I have two definitions for WARP as follows. How can I prove they are equivalent?
First Definition:
$C(A) \cap B \neq \emptyset \Rightarrow C(B) \cap A \subset C(A)$
Second definition from "Microeconomics Theory" (by Mas-Colell, Whinston, and Creen):
The choice structure $(\beta, C(.))$ satisfies the Weak Axiom of Revealed Preference if the following property holds:
If for some $B\in\beta$ with $x, y \in B$ we have $x \in C(B)$, then for any $B' \in \beta$ with $x, y \in B'$ and $y \in C(B')$, we must also have $x \in C(B')$.
Suppose that the condition in the first definition holds, $x\in C(B)$, $y\in C(B')$, and $x,y\in B\cap B'$. Then $y\in C(B')\cap B$, so $x\in C(B)\cap B'\subseteq C(B')$. Thus, the condition in the first definition implies the one in the second.

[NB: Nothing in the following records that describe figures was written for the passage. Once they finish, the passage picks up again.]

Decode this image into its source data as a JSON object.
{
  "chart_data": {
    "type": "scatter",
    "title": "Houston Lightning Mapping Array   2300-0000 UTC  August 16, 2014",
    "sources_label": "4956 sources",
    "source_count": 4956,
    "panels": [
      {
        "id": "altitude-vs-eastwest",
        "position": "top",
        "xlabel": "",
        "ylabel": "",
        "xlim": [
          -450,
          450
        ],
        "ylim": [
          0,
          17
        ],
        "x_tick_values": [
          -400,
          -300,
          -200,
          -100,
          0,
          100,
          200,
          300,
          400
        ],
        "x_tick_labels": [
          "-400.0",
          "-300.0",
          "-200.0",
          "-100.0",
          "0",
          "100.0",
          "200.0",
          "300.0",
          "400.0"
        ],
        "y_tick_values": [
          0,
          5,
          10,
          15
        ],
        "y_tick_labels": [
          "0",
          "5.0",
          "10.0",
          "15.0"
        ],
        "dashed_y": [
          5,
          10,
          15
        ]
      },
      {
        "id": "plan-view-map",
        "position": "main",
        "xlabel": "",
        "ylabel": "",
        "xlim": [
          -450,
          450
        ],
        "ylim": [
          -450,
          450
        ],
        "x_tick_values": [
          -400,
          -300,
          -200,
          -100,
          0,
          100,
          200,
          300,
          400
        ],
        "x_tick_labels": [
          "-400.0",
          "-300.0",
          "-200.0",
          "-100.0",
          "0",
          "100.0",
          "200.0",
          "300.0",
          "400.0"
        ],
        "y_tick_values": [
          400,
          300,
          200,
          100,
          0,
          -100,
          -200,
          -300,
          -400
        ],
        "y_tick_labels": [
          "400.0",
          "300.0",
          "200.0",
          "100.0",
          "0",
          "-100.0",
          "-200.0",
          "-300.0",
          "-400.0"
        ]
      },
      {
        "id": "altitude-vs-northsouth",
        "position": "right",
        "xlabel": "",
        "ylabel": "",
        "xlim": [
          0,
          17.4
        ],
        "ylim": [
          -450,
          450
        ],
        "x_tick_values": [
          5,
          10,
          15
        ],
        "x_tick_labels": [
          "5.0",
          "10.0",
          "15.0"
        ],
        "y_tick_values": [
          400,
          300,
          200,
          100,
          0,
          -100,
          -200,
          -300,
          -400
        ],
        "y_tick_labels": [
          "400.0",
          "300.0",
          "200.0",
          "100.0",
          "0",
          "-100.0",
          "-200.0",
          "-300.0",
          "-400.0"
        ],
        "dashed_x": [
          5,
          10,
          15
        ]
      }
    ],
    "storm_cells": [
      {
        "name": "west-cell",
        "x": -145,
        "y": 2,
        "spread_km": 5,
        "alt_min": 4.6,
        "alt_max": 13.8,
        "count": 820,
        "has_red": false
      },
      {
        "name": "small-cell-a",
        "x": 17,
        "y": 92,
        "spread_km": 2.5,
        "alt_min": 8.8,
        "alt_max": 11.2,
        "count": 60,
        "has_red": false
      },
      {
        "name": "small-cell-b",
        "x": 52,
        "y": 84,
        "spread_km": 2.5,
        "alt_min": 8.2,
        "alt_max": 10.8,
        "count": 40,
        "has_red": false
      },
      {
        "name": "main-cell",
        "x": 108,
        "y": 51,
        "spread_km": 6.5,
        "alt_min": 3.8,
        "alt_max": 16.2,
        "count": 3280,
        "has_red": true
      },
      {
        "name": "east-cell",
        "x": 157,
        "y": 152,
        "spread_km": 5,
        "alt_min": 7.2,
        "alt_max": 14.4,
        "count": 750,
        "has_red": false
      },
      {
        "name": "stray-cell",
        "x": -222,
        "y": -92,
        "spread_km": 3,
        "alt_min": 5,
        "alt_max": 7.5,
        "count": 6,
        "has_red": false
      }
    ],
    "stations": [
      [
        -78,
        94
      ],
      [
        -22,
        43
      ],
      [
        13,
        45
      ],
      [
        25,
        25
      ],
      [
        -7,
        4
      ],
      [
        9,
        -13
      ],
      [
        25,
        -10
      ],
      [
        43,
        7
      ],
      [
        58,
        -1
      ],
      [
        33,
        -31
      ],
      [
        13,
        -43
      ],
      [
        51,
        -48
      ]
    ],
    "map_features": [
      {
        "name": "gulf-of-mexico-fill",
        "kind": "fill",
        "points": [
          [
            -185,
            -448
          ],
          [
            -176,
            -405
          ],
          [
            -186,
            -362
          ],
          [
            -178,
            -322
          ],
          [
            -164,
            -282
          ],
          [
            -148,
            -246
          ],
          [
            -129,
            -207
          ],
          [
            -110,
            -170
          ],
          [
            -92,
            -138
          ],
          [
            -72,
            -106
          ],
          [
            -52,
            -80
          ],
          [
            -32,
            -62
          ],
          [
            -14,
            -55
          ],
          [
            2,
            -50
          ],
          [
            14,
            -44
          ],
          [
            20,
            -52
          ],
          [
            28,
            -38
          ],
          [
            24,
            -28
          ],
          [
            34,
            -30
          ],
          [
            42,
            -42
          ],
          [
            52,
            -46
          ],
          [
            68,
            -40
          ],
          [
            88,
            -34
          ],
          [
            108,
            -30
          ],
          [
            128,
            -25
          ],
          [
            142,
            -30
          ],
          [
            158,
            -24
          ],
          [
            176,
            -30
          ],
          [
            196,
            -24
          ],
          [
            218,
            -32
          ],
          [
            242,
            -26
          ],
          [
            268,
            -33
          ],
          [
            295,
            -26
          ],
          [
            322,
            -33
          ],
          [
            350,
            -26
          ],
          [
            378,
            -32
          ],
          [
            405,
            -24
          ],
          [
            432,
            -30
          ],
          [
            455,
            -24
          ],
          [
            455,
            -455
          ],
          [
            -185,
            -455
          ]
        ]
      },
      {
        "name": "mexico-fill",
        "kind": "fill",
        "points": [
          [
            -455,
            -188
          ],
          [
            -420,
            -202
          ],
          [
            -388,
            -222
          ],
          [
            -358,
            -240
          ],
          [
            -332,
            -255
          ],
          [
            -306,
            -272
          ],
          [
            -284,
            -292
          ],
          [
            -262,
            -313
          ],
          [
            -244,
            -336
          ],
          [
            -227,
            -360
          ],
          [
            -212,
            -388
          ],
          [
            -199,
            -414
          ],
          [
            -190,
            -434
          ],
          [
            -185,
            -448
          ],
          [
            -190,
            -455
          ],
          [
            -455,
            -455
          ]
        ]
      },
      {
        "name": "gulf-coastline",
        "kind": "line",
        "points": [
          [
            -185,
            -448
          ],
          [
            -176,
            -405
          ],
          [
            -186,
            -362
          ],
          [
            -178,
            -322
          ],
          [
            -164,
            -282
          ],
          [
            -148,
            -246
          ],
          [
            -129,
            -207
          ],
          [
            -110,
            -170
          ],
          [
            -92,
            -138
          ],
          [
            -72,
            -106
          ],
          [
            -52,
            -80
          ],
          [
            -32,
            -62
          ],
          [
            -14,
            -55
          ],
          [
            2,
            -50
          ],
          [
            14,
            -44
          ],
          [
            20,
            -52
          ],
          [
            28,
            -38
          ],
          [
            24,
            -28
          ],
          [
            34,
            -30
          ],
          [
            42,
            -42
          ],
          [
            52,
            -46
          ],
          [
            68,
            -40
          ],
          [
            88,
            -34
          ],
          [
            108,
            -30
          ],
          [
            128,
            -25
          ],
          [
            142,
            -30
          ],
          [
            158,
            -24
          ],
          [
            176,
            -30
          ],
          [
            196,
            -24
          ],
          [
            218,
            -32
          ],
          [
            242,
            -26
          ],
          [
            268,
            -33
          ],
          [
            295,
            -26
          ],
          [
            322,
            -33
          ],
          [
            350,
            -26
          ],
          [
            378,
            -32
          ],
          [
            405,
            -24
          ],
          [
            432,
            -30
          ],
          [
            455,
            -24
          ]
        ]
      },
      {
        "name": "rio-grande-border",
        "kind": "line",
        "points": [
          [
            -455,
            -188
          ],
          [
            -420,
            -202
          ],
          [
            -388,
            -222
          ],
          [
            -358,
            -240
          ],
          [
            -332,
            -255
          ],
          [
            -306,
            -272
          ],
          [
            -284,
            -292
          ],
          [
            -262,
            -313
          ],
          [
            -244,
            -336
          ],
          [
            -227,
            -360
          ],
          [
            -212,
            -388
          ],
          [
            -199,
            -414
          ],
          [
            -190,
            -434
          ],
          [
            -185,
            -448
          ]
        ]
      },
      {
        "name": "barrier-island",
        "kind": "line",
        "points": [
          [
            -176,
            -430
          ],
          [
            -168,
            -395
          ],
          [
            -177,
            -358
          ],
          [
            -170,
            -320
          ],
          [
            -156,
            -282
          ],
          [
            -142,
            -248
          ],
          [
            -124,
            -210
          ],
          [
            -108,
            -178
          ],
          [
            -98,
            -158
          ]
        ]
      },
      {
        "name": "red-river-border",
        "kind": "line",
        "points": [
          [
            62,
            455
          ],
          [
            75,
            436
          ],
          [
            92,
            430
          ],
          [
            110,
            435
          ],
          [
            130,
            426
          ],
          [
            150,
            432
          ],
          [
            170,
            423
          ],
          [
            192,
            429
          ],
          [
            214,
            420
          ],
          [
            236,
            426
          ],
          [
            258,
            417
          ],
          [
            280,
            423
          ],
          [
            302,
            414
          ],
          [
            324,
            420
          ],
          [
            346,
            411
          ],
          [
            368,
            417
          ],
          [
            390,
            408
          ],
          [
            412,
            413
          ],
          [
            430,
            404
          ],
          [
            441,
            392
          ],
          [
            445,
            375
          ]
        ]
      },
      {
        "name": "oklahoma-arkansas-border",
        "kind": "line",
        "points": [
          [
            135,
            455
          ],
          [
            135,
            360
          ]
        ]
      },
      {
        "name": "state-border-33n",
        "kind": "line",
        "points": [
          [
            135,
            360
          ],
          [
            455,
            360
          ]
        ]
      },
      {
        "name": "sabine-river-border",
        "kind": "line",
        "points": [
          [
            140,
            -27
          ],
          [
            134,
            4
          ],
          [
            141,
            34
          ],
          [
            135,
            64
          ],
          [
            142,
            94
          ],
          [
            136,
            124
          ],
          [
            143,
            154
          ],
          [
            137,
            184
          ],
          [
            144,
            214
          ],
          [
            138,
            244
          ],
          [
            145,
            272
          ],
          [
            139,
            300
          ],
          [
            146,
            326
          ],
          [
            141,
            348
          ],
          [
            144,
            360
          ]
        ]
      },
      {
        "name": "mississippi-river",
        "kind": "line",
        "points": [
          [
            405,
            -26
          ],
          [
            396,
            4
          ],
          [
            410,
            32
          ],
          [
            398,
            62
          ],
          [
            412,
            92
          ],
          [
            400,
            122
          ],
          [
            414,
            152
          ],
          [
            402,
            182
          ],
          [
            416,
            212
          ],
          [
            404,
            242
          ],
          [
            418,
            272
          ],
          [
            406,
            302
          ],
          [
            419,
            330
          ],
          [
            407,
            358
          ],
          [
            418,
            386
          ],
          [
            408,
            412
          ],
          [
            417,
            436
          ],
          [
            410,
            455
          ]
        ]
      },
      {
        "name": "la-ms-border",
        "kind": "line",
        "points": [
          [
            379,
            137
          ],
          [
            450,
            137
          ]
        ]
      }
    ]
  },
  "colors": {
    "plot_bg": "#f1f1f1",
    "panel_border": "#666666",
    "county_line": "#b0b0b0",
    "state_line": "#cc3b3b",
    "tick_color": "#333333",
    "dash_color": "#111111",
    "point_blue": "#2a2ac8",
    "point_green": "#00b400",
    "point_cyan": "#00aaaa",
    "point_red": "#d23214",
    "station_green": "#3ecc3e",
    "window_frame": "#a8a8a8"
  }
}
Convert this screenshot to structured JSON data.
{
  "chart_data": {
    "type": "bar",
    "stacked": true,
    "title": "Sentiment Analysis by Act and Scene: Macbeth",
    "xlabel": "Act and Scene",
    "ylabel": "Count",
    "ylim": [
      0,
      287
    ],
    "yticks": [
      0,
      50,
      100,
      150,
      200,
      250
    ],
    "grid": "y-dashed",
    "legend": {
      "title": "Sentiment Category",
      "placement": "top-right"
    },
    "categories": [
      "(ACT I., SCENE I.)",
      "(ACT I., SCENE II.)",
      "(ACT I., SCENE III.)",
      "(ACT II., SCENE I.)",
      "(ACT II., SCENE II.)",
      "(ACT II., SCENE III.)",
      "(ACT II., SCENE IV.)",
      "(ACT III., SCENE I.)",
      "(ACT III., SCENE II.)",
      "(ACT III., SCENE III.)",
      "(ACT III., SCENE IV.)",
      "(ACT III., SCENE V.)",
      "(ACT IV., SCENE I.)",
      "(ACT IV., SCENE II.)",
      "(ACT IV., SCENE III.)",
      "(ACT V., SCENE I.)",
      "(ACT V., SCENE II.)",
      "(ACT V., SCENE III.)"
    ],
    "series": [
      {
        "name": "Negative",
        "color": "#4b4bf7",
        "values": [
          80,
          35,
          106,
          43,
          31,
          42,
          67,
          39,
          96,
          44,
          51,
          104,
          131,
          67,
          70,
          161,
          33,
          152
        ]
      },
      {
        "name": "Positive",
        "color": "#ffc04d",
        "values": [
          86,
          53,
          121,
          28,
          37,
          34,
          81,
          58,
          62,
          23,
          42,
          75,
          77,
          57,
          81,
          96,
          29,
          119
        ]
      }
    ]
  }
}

Now assume the condition in the second definition, and suppose that $C(A)\cap B\ne\varnothing$. Let $y\in C(A)\cap B$, and let $x$ be any element of $C(B)\cap A$; we must show that $x\in C(A)$. Clearly $x,y\in A\cap B$, $x\in C(B)$, and $y\in C(A)$, so by hypothesis $x\in C(A)$. Thus, $C(B)\cap A\subseteq C(A)$, and the condition in the second definition implies the one in the first.